‘Middlemen selling Americans’ smartphone location to the highest bidder,’ says senator

Apple takes careful steps to protect your location data, requiring apps to ask for permission to access it, and allowing you to decide whether to permit foreground or background access – as well as displaying which apps have recently accessed your location.

But these protections are of limited value if carriers sell your location to third-party companies, which both legal experts and a senator say is the case today …











The WSJ says that carriers – who can calculate your approximate position from cell tower data, without requiring access to your phone’s GPS – are sharing location data without checking that users or courts have authorized it. Instead, they take the word of dozens of third-party companies who are given the data without checking the claimed permissions.

Carriers such as AT&T. and T-Mobile rely on those firms to vouch that they obtained users’ consent before handing over the data. The companies that pay to access this information use it for everything from preventing credit-card fraud to providing roadside assistance.

The security failure came to light after one of those companies, Securus, allowed law-enforcement agencies to track locations of suspects without making any attempt to verify claimed court orders. Law professor Blake Reid said that all they checked was that a document had been uploaded.

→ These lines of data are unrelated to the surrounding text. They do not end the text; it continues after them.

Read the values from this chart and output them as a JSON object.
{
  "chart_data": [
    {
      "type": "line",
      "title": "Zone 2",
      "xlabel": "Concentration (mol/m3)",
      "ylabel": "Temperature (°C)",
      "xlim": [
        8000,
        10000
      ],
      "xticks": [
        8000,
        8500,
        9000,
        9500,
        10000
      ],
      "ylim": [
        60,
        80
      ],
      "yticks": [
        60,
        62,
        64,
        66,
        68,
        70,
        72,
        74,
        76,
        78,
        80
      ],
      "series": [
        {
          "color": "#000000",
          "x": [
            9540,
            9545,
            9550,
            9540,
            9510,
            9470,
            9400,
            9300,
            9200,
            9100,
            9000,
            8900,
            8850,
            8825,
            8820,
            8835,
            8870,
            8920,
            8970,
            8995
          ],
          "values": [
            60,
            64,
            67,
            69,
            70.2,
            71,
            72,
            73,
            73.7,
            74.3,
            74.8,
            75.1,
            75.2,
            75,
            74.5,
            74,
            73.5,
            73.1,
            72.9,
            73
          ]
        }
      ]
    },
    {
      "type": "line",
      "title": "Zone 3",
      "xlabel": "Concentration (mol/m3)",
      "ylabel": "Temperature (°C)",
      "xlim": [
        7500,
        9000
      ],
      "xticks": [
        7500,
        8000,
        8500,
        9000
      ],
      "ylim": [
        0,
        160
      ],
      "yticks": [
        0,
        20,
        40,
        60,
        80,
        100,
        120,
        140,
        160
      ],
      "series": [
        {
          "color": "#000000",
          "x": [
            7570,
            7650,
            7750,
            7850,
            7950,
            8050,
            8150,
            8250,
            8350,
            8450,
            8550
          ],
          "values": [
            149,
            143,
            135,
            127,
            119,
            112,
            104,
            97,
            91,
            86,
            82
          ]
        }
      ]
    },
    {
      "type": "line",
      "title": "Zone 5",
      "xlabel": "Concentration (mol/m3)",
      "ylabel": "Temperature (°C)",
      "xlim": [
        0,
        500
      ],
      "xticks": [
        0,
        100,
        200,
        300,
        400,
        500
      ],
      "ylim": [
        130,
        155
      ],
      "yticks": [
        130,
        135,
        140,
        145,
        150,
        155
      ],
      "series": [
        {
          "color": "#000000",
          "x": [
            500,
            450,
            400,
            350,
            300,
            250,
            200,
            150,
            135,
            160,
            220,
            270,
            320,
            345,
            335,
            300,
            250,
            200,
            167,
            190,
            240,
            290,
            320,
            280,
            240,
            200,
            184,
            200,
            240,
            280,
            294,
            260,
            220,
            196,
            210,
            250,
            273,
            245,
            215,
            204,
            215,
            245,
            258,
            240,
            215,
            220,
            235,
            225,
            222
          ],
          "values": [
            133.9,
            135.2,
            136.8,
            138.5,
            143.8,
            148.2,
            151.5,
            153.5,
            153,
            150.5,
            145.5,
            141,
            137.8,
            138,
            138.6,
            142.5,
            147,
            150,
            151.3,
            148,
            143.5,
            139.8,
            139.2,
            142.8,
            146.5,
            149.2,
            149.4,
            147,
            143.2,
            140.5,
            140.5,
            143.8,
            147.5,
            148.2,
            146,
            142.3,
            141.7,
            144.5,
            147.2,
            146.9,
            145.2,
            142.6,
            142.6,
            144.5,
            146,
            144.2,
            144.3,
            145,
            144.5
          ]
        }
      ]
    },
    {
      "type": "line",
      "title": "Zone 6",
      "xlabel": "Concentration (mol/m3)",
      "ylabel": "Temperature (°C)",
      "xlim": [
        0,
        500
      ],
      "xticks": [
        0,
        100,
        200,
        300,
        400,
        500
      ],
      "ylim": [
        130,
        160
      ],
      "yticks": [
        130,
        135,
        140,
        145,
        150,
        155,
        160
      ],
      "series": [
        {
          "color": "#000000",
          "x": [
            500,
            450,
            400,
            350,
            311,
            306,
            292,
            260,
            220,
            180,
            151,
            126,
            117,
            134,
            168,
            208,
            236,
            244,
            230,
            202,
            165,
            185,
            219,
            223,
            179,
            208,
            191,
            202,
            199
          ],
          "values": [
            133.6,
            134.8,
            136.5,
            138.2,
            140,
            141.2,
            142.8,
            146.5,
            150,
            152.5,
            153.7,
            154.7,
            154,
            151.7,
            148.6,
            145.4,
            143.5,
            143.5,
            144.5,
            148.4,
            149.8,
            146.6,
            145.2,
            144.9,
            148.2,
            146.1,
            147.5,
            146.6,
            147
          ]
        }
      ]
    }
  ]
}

Securus’ web portal let law-enforcement officials pull data by uploading an official document, though the system didn’t verify whether the document was actually authorization from a court or prosecutor. The file “could be a warrant, could be your grandma’s cookie recipe,” he said. “There’s no consent there.”

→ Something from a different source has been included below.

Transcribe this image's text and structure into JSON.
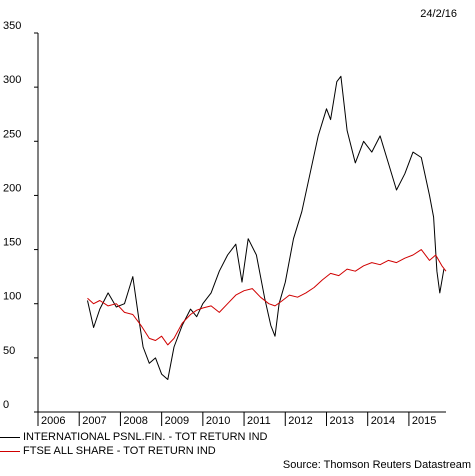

Another law expert said that ‘this is just the tip of the iceberg’ when it comes to this type of privacy breach. Stanford University law professor Al Gidari agreed, stating that the FCC failed to consider location data when drawing up privacy regulations imposed on carriers.

That was a green light for telecommunications carriers to monetize customer location data.

Senator Ron Wyden (D, Oregon) said that Verizon had admitted that customer location data was shared with around 75 companies.

Sen. Wyden said in a statement that “middlemen are selling Americans’ location to the highest bidder without their consent, or making it available on insecure web portals.”

The FCC says that it is investigating.